Aus einer Presseaussendung:

Zitat

"shorts on screen 06": Die Sieger des ORF-Kurzfilmwettbewerbs

Wien - Die vierte Runde von "shorts on screen", des im Jahr 2002 initiierten Kurzfilmwettbewerbs des ORF und der Kulturabteilungen der Länder, ist abgeschlossen, die Sieger stehen fest. Diesmal waren talentierte Nachwuchsfilmer zwischen 16 und 25 Jahren dazu eingeladen, sich in den beiden Kategorien "shorts on screen 06 - PreisträgerInnen" (mit Arbeiten bis maximal zehn Minuten Länge oder zwei Filmen von je maximal drei Minuten Länge) und "shorts on screen - Zukunftsvision 2020" (mit Arbeiten bis maximal fünf Minuten Länge) auf innovative und kreative Weise mit dem Genre Kurzfilm auseinander zu setzen. Insgesamt gingen Ende vergangenen Jahres 210 Beiträge ein, dreißig davon waren "Zukunftsvisionen 2020", die einen Ausblick auf den möglichen Zustand der Welt in 15 Jahren geben. Die fünfköpfige Jury - bestehend aus Florian Flicker (Regisseur, Drehbuchautor), Nicole Baier (Jugendfilmfestival "Die Klappe", Salzburg), Nora Schlocker (Regisseurin, Preisträgerin "shorts on screen 04"), Sebastian Hofer (Journalist) und Karl Khely (ORF-Kulturredaktion) - hat pro Bundesland einen "shorts on screen 06"-Preisträgerfilm (in Niederösterreich diesmal zwei erste Plätze ex aequo) bzw. einen Gesamtsiegerfilm der Kategorie "Zukunftsvision 2020" ermittelt.
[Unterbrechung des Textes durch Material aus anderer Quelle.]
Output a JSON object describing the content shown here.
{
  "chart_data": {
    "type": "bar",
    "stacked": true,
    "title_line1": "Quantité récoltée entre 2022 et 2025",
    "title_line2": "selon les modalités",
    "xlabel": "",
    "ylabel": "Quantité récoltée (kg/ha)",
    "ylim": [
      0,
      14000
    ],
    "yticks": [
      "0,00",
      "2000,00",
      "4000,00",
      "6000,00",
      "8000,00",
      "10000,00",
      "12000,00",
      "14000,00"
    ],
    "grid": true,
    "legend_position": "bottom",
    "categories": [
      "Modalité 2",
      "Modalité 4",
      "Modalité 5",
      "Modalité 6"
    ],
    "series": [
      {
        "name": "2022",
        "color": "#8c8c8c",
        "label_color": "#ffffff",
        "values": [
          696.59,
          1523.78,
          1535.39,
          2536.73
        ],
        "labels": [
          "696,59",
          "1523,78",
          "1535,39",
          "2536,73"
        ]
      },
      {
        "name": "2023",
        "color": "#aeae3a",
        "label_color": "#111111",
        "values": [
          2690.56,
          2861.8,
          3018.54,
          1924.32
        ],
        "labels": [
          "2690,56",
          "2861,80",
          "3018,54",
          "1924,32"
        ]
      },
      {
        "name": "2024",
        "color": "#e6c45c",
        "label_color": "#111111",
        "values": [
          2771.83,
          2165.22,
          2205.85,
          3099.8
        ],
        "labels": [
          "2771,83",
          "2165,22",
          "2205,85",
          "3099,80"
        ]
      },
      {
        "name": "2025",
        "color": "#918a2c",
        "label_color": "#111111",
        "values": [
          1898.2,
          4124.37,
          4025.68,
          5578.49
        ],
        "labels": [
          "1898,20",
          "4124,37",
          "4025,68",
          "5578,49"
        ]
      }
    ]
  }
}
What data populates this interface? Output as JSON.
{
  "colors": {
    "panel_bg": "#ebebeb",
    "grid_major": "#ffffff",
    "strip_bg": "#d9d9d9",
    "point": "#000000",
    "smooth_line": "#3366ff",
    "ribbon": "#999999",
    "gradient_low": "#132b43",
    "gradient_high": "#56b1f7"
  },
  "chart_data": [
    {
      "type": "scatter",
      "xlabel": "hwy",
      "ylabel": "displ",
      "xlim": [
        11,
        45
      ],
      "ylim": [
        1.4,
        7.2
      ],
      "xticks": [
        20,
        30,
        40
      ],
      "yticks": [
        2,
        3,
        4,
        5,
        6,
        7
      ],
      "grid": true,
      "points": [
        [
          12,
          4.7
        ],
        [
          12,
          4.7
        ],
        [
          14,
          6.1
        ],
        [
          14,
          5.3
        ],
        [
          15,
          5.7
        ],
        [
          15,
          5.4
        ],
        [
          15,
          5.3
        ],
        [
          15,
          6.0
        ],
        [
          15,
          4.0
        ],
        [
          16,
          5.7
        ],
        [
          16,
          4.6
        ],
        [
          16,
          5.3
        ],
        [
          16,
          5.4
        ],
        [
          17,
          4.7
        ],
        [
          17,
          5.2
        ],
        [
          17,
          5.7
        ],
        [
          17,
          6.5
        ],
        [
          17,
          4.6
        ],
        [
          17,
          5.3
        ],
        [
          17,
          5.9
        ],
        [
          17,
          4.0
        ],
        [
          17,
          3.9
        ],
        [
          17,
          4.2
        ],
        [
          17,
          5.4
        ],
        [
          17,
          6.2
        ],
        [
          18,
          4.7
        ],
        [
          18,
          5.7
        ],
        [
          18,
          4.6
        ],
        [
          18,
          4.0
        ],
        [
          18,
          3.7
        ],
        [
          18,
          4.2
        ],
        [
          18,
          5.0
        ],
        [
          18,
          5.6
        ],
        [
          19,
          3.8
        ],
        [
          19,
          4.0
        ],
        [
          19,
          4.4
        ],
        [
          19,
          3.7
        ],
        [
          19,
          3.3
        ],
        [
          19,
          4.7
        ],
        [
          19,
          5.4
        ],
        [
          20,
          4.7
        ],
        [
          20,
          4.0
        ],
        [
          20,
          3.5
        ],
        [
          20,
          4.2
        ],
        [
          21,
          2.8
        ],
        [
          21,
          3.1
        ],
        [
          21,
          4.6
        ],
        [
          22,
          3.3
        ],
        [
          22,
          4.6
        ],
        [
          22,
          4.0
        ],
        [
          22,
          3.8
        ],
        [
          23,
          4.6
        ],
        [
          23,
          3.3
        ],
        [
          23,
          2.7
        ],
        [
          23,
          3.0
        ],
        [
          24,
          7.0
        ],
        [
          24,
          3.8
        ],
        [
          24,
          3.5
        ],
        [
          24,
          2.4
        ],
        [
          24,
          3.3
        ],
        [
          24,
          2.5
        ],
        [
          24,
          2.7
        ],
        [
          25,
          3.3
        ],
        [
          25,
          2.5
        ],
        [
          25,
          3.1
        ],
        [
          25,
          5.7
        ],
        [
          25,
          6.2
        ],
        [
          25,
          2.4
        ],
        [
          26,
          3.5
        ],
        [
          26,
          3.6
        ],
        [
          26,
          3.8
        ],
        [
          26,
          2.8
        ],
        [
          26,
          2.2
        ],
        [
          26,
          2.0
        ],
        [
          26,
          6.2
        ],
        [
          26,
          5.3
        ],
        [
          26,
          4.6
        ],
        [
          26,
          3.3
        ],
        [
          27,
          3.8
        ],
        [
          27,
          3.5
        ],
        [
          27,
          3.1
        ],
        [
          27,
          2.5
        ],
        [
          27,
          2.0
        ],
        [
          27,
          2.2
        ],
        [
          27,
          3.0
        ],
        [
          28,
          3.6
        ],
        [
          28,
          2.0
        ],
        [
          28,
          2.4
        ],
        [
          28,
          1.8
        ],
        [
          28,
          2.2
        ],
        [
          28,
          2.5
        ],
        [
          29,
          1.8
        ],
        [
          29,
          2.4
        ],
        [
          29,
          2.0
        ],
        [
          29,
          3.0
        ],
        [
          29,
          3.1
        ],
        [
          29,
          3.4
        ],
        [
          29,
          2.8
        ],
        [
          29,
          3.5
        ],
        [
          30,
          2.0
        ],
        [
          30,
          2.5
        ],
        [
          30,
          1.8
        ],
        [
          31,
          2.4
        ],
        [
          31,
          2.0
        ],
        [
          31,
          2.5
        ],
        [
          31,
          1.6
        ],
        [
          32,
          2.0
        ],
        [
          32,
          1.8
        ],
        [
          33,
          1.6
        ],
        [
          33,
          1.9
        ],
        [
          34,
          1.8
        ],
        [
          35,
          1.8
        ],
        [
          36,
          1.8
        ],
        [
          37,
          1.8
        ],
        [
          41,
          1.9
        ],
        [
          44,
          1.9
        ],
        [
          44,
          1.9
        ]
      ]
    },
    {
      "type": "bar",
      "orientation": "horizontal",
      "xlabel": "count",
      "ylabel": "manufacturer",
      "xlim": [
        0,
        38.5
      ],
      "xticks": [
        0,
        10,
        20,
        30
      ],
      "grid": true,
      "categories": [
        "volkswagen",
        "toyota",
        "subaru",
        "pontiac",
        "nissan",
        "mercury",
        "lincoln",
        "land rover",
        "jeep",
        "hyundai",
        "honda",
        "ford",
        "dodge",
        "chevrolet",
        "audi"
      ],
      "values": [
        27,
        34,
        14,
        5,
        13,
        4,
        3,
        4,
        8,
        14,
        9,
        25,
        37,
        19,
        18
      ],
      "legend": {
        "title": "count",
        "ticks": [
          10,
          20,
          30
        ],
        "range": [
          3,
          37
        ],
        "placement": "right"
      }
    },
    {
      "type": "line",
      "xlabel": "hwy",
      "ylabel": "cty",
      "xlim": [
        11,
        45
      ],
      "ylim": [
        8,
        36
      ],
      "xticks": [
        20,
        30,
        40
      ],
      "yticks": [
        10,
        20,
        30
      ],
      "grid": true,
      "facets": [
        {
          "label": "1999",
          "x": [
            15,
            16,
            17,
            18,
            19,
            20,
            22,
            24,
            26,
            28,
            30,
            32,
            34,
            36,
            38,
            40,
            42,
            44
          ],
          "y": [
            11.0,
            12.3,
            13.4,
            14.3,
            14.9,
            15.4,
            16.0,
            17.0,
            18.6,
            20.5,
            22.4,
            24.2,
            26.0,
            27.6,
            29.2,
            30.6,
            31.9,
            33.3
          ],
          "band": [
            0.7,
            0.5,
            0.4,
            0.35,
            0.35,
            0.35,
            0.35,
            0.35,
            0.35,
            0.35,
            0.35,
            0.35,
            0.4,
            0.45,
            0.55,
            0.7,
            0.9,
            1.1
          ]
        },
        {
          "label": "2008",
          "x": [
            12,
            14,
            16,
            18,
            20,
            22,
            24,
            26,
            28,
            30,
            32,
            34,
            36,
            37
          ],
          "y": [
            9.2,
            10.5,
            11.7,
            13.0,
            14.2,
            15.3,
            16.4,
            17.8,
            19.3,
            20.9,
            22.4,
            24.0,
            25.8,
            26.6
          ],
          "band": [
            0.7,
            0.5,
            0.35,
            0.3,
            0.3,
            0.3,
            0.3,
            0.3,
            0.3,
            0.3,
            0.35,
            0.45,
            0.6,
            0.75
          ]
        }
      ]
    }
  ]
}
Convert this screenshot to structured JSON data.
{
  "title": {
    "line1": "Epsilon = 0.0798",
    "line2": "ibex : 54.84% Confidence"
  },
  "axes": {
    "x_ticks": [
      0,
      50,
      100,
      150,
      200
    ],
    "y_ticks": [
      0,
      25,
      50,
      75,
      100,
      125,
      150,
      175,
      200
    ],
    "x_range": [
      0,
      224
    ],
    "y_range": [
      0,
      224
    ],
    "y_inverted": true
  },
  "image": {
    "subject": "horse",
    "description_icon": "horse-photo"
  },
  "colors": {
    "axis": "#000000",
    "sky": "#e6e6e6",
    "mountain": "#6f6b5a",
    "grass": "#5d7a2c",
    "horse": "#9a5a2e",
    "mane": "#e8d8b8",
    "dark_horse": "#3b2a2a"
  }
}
Der österreichweite Gesamtsieger "shorts on screen 06" wird erst bei der Preisverleihung am 23. März bei der Diagonale in Graz bekannt gegeben. Das Festival des österreichischen Films (heuer vom 21. bis 26. März) ist zum fixen Forum für "shorts on screen" geworden und bildet traditionellerweise den Rahmen für die erste offizielle Präsentation und Prämierung der gekürten Nachwuchsfilmer und ihrer Werke. Die siegreichen Beiträge werden in weiterer Folge im ORF (am 26. März) zu sehen sein bzw. an in- und ausländischen Filmfestivals teilnehmen.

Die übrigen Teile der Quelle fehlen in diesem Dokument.